Se hizo otro largo silencio, y a Brunetti le hubiera gustado saber por qué Lucia se resistía a responder, pero al fin dijo:

—No siempre era un hombre.

—¿Podría aclararme eso?

Con un punto de impaciencia, la muchacha respondió:

—Ya se lo he dicho. No siempre era un hombre. Una vez, hará unas dos semanas, llamó una mujer preguntando por Claudia. Pero era la misma clase de llamada, de alguien con quien ella no quería hablar.

—¿Podría decirme algo más? —preguntó Brunetti.

—Yo contesté al teléfono y la mujer preguntó por Claudia.

A Brunetti le hubiera gustado saber por qué Lucia no le dijo eso cuando él la interrogó, pero recordó que aquel día, mientras ellos dos hablaban, la amiga de la muchacha estaba muerta, en el suelo del piso de arriba y eso le hizo mantener la voz tranquila al preguntar:

—¿Qué dijo exactamente?

—Que si podía hablar con Claudia —repitió Lucia simplemente, en un tono que indicaba que muy tonta tendría que ser para no acordarse de eso.

—¿Recuerda si dijo Claudia o
signorina
Leonardo? —preguntó Brunetti.

Después de una pausa bastante larga, la muchacha respondió:

—En realidad, no me acuerdo, pero quizá dijera
signorina
Leonardo. —Se quedó pensativa y dijo, ya sin impaciencia en el tono—: Lo siento, no lo recuerdo. Como era una mujer, no presté atención. Pensé que se trataría de alguna cosa del trabajo.

—¿Recuerda qué hora era?

—Un poco antes de cenar.

—¿No sería la austriaca?

—No; ésa hablaba sin acento.

—¿Era italiana?

—Sí.

—¿Veneciana?

—No la oí hablar lo suficiente como para darme cuenta. Pero de que era italiana estoy segura. Por eso pensé que debía de ser un asunto de trabajo.

—Ha dicho que era una persona con la que ella no deseaba hablar. ¿Por qué se lo pareció?
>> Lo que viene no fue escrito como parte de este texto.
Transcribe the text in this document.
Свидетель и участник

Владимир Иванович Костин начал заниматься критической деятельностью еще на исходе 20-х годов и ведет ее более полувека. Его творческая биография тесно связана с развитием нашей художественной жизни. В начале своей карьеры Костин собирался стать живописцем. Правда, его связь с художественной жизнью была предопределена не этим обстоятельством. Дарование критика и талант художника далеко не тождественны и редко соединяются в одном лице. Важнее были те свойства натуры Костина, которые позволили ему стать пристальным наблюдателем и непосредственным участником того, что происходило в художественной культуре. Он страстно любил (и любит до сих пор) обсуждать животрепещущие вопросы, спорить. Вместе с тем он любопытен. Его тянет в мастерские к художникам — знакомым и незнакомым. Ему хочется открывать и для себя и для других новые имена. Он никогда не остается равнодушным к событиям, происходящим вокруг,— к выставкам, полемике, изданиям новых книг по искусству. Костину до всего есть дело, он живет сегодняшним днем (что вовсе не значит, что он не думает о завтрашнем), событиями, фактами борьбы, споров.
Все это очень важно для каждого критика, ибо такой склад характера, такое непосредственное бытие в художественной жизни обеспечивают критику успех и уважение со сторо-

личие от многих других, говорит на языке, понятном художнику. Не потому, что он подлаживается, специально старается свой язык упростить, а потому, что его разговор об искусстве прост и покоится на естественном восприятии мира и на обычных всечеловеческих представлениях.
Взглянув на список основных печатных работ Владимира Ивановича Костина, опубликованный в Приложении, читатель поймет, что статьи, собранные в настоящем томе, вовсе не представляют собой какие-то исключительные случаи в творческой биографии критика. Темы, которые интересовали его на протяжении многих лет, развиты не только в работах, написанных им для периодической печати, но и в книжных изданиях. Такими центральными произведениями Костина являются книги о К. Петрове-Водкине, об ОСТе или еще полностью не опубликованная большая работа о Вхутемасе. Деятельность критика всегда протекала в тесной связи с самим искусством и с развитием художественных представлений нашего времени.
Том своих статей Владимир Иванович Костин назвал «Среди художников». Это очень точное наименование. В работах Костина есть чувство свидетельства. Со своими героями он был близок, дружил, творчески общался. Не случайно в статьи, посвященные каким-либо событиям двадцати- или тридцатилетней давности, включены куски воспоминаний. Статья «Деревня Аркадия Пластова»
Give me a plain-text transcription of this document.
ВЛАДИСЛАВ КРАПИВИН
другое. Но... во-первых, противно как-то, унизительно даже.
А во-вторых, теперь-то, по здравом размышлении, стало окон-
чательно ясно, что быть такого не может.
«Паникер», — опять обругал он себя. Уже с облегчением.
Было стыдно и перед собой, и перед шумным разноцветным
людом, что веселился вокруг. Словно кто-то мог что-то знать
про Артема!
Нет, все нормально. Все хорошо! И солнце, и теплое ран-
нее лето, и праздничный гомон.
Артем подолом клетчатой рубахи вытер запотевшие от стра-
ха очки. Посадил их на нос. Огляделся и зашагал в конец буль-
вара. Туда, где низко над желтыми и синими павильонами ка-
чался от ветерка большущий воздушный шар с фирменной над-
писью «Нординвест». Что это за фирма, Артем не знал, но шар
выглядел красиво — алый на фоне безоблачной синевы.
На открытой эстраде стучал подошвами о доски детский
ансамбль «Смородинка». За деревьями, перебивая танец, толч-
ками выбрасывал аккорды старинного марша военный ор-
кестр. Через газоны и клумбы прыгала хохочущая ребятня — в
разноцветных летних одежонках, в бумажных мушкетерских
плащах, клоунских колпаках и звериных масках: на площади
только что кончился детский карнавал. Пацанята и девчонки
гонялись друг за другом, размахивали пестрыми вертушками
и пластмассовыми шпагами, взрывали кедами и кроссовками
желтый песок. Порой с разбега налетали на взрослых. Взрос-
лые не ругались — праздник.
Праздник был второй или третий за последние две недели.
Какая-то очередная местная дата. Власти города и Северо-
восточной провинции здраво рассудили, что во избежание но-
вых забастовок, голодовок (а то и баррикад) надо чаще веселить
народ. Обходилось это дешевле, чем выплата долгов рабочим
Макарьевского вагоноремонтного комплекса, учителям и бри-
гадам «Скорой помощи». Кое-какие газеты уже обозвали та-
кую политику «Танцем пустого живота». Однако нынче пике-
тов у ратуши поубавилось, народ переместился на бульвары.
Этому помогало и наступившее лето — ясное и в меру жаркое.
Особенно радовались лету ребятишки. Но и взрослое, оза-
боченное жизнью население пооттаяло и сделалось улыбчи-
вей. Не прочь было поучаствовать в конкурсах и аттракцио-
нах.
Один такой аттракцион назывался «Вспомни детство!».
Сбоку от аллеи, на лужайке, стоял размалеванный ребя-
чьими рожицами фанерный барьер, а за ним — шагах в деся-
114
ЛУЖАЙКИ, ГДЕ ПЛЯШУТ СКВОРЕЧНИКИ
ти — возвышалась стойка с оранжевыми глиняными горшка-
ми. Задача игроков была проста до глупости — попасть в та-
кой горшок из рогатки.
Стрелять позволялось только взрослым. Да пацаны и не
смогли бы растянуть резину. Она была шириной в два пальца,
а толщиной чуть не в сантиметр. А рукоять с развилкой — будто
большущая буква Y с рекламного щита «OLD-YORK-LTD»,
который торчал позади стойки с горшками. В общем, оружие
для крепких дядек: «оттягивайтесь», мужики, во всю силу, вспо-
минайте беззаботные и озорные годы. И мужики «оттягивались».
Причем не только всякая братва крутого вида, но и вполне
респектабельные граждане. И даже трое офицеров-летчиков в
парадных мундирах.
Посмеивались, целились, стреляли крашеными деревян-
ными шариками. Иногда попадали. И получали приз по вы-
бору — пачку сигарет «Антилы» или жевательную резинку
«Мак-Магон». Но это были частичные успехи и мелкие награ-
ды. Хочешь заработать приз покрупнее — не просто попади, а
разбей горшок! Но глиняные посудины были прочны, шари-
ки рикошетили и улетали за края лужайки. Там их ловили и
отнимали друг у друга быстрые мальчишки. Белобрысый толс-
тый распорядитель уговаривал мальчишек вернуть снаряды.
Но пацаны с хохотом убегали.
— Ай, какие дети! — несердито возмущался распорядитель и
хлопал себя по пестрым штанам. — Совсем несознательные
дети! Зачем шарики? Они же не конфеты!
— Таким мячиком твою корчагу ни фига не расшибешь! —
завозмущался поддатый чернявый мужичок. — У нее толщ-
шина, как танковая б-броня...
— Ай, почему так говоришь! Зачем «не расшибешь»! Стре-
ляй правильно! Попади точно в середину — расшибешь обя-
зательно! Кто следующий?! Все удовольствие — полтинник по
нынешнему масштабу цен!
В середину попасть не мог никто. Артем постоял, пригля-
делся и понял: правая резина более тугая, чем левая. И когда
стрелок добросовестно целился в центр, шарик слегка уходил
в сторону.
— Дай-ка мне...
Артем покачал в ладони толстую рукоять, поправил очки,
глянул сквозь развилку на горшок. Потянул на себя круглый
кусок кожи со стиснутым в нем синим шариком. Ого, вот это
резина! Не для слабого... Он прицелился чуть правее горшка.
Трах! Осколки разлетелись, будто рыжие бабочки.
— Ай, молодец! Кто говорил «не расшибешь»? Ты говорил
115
—Oh, por la manera de contestarle. Aunque en realidad la mayor parte del tiempo sólo escuchaba. Yo estaba en la cocina, preparando la cena, pero podía oír a Claudia y parecía… bien, parecía como enfadada.

—¿Qué dijo?

—No lo sé; pero por el tono de su voz se notaba que no le gustaba hablar con aquella mujer. Yo estaba friendo cebolla y no podía oír sus palabras, sólo que estaba molesta. Al final colgó bruscamente.

—¿Le dijo a usted algo de aquello?

—Nada en concreto. Entró en la cocina y comentó que parecía increíble que pudiera haber gente tan estúpida, pero no quiso decir más, y nos pusimos a hablar de cosas de clase.

—¿Y luego?

—Luego cenamos. Y después las dos teníamos mucho que estudiar.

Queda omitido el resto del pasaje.